Monday, September 14, 2015

Quick Sips - Fantastic Stories of the Imagination #230

Two flash works fill up this issue's original work from Fantastic Stories of the Imagination. Thematically, the stories are both dealing with mortality, at least in my opinion. In both there is a sense that what is truly beautiful cannot last forever. That there is something in the nature of beauty that is tied to time. We see a woman traveling the galaxy, exploring all kinds of things, capturing her memories to save, and yet the true beauty of her past is in her, is never bound in the memory boxes. In the second story a person encased in glass and water and wire finds that they long for the sight of a flower, that for all that the world has given her immortality, it pales before the fleeting beauty of a bloom. An interesting theme to tie the stories together, and one I should get more into in the reviews...




Stories:

"The Attic of Memories" by Sunil Patel (968 words)

This story is one of memory, of exploration, of capturing what can't quite be captured. Jacinda, a woman of indeterminate age, lives with a quest given to her by her attic. Go out and live. Experience as much as possible, and store the memories of those experiences in small boxes to bring back to the attic. Fear, joy, awe, pleasure--everything goes into the boxes. But of course it's never enough, never really everything. Because while each journey might be captured in a moment, in a box that contains the most potent feeling of the trip, the rest of the experiences aren't kept anywhere but in Jacinda's mind. And it's there, not inside the attic, which actually holds the key to looking back. Without Jacinda, without that nostalgia that she feels, without the small emotions and feelings that were never part of what went into the boxes, they are missing some vital context. It is a collection that really only works for Jacinda, but really only has to. This is her attic, her life laid out around her, her quest. The story seems to be revealing what can't get saved, what can't be written down or recorded. That there is something to the keeping of memories, but the memories themselves always fail to quite live up to the real thing. There is no end to the quest, no collection complete enough that she wouldn't want to go back out, not to retread the ground she's walked already but to feel something new, to be more than just the sum of memories. It's a nostalgic story, a sort of guided tour through an interesting bit of world building, and the ending has just enough of a message to bring everything together, to leave that call to the readers. Go out. Live. A fine story.
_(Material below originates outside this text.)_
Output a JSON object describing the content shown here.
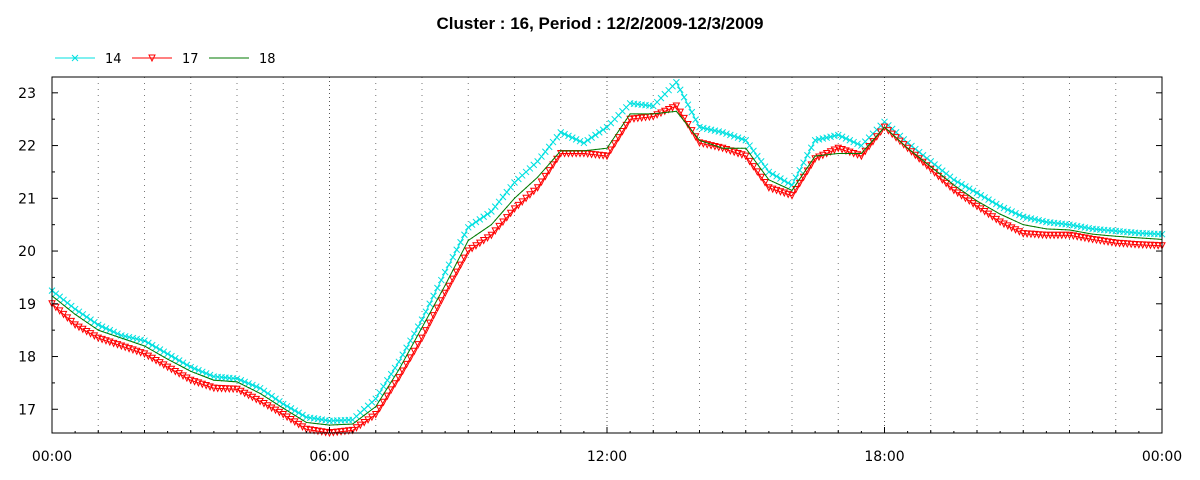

"I Miss Flowers" by Alexandra Grunberg (543 words)

This is a much starker story about a person suspended behind glass. The story is quite short but it revolves around the idea of growth and the natural and what it means when people start living in small tubes. I will admit I could envision these tubes, these chambers of water and wire where some people are suspended, immortal, as a sort of The Internet-style series of tubes, because in many ways the story seems to be making a point on how people don't see the natural anymore. Though I'm not sure that it's as simple as that. The people outside the cage the main character is in seem to have stopped valuing what some might call "natural beauty." They don't care for flowers. If flowers still exist, it is somewhere unseen and unknown. But they do preserve people. The main character is like a flower, preserved in water, never aging and never really doing anything. Though even that seems to have lost much of its allure as the people of the story don't pay much attention to the main character any more. I don't think this is a "people need to pay attention to nature" story, though. It's not like flowers represent nature all that well, as they are ornamental, pretty and, when picked and put into vases, not exactly a reminder of the natural world so much as something to admire until they wither and die. And that seems to be some of what's going on in the story, that people are losing sight of mortality. Stopping to smell the roses, as it were. People are valuing immortality, or the illusion of it, and things that have the appearance of lasting. They aren't being reminded that life is fragile, that life is beautiful, and so they are squandering it. That, at least, is how I read the story, not as a call to go out to see a park, exactly, but a call to stop avoiding the beauty and truth that everything has a season, everything blooms and dies. Without that, there is a certain coldness, a sterility that freezes progress. So another good story, short but with a lot to unpack.